Estimates a null correlation matrix from data

Usage

estimate_null_correlation(
  data,
  Ulist,
  init,
  max_iter = 30,
  tol = 1,
  est_cor = TRUE,
  track_fit = FALSE,
  prior = c("nullbiased", "uniform"),
  details = FALSE,
  ...
)

Arguments

data

a mash data object, eg as created by mash_set_data

Ulist

a list of covariance matrices to use

init

the initial value for the null correlation.

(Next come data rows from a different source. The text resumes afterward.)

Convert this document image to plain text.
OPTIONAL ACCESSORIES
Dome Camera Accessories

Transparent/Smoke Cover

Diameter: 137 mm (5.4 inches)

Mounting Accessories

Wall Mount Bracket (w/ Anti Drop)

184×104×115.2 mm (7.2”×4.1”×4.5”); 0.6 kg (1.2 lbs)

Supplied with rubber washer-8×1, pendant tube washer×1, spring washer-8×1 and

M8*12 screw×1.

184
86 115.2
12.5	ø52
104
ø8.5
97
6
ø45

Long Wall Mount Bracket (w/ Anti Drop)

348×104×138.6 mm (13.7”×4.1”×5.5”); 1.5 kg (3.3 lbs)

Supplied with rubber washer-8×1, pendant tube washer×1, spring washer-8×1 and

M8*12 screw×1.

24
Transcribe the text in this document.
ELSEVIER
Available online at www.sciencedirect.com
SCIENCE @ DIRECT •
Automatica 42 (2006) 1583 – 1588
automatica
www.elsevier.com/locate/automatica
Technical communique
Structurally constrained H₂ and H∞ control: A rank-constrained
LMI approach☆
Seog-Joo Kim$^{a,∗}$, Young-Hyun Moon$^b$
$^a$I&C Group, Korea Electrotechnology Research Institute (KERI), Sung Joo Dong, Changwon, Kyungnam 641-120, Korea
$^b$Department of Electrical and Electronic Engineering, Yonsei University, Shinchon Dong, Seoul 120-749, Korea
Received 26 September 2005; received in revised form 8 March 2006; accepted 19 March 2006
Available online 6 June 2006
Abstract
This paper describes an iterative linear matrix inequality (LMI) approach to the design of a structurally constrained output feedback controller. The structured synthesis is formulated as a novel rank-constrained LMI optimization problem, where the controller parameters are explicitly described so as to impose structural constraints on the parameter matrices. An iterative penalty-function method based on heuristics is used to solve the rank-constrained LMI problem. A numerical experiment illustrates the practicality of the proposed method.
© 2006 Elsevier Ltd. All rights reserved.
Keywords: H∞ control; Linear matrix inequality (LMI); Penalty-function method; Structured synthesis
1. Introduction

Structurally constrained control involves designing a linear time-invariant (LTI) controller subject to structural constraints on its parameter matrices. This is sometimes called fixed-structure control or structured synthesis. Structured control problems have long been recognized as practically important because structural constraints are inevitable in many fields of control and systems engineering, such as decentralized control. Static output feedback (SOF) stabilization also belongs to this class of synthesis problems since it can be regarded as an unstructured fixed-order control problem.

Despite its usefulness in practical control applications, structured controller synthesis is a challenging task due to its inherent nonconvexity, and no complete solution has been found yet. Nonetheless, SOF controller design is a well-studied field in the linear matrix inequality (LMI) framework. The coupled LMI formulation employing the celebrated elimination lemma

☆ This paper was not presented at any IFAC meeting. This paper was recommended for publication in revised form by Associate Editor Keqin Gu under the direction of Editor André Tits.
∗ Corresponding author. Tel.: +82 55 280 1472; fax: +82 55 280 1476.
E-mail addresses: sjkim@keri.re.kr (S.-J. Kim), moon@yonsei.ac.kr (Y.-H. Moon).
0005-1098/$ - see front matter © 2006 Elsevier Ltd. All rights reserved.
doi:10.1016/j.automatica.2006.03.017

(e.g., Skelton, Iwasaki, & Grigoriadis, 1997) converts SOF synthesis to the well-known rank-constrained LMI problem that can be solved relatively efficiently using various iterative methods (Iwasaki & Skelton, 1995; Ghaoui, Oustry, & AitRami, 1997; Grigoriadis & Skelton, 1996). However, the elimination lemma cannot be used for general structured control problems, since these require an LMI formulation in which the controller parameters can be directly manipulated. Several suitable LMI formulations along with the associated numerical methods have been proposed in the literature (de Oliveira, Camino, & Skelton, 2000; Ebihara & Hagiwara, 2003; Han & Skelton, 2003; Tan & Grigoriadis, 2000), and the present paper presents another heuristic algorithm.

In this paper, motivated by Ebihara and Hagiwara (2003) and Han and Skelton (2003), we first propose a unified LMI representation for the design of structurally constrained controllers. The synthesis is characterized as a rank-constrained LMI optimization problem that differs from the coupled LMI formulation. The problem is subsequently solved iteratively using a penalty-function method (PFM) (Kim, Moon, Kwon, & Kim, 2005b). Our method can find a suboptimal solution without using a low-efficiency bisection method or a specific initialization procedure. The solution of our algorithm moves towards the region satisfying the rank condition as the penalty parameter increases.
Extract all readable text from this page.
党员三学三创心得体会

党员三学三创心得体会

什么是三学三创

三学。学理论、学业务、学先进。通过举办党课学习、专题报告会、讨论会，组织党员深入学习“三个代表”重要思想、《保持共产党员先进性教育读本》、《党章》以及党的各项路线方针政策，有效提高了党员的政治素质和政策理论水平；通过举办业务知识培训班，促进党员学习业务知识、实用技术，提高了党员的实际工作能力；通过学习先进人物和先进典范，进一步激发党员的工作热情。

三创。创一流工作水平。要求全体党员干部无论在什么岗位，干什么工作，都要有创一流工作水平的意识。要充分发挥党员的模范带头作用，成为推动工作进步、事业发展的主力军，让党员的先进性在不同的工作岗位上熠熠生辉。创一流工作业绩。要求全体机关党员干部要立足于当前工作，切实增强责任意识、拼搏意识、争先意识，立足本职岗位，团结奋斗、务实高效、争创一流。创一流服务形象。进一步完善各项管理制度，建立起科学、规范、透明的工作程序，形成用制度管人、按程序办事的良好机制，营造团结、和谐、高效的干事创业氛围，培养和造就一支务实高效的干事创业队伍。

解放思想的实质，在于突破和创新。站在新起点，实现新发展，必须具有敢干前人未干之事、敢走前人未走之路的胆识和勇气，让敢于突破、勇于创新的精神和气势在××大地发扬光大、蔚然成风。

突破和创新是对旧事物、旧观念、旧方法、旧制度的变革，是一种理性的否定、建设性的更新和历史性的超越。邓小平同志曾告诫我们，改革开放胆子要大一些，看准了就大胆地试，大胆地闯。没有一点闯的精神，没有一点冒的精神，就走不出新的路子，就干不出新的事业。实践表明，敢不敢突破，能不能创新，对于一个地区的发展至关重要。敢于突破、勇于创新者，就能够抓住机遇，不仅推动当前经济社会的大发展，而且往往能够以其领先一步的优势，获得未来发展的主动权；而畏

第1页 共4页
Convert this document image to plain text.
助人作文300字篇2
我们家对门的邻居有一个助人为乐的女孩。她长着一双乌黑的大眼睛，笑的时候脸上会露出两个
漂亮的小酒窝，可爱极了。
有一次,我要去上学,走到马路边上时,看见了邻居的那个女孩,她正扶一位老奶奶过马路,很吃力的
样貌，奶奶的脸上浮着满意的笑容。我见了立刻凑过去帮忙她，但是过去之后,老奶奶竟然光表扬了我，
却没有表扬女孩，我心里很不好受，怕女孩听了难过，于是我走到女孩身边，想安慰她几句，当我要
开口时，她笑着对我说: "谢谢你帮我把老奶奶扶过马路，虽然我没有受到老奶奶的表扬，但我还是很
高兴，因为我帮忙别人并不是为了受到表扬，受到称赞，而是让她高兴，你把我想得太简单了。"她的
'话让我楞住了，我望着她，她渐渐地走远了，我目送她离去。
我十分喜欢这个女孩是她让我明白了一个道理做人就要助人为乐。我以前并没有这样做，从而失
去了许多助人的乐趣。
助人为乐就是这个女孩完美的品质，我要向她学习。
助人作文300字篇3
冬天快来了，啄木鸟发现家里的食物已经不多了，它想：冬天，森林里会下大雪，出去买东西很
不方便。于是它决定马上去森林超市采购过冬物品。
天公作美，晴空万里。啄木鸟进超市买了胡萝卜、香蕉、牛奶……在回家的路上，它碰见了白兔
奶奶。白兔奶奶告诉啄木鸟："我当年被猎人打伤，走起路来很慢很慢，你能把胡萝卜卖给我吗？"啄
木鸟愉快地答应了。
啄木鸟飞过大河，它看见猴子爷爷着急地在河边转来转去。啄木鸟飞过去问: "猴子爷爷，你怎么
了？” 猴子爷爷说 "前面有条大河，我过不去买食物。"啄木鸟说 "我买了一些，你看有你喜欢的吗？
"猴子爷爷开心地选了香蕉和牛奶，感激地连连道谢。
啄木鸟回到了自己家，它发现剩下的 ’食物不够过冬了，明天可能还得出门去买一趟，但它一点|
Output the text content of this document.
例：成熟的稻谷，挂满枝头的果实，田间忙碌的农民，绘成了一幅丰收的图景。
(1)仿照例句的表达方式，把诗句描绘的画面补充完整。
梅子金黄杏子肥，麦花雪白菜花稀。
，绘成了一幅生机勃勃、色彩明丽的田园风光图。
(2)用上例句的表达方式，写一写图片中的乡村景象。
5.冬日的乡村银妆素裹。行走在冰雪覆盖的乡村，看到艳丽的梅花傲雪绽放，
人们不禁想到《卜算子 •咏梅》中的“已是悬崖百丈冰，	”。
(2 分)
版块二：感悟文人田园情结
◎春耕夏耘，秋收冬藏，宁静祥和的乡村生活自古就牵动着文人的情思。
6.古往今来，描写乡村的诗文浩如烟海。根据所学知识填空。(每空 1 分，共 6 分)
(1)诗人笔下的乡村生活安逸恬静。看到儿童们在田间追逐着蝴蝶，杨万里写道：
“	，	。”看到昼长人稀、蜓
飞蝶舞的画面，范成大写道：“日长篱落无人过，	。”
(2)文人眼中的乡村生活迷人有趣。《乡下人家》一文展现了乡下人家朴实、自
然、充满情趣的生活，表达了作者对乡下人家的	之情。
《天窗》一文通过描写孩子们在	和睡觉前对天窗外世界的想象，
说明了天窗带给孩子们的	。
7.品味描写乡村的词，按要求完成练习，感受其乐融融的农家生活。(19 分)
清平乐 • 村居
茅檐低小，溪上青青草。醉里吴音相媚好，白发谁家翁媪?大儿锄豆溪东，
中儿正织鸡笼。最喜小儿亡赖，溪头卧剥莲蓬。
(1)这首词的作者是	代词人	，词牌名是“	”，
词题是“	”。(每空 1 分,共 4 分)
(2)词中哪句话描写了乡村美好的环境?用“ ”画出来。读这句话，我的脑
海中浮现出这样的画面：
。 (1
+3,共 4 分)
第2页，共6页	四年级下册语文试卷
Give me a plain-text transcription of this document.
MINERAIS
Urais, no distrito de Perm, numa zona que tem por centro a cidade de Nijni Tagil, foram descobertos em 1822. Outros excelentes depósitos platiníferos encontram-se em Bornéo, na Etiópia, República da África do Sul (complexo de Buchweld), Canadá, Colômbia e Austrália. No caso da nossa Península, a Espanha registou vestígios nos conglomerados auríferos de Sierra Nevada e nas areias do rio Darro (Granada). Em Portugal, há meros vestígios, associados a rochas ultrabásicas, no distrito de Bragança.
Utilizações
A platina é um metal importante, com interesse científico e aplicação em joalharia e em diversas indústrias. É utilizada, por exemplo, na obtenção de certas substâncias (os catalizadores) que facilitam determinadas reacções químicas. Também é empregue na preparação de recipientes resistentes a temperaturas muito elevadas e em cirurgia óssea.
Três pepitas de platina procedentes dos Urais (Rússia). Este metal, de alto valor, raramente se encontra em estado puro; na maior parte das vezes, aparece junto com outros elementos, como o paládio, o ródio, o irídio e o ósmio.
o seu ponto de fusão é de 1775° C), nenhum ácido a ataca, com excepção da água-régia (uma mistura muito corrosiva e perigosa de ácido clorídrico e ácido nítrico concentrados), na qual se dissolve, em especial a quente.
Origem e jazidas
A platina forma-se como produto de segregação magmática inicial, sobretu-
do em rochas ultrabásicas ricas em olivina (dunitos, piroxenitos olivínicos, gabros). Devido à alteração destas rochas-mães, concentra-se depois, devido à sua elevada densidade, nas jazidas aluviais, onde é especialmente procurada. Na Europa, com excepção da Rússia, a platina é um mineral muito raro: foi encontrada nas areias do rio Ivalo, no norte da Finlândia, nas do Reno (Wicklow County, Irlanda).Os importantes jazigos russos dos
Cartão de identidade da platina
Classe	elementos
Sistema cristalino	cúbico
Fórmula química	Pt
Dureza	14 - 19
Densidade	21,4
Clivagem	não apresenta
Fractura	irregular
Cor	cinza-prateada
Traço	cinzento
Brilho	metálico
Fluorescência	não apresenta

If it is not given, we use result from estimate_null_correlation_adhoc

max_iter

maximum number of iterations to perform

tol

convergence tolerance

est_cor

whether to estimate correlation matrix (TRUE) or the covariance matrix (FALSE)

track_fit

add an attribute trace to output that saves current values of all iterations

prior

indicates what penalty to use on the likelihood, if any

details

whether to return details of the model, if it is TRUE, the number of iterations and the value of objective functions will be returned

...

other parameters pass to mash

Value

the estimated correlation (or covariance) matrix and the fitted mash model

V

estimated correlation (or covariance) matrix

mash.model

fitted mash model

Details

Returns the estimated correlation matrix (or covariance matrix) among conditions under the null. The correlation (or covariance) matrix is estimated by maximum likelihood. Specifically, the unknown correlation/covariance matrix V and the unknown weights are estimated iteratively. The unknown correlation/covariance matrix V is estimated using the posterior second moment of the noise. The unknown weights pi is estimated by maximum likelihood, which is a convex problem.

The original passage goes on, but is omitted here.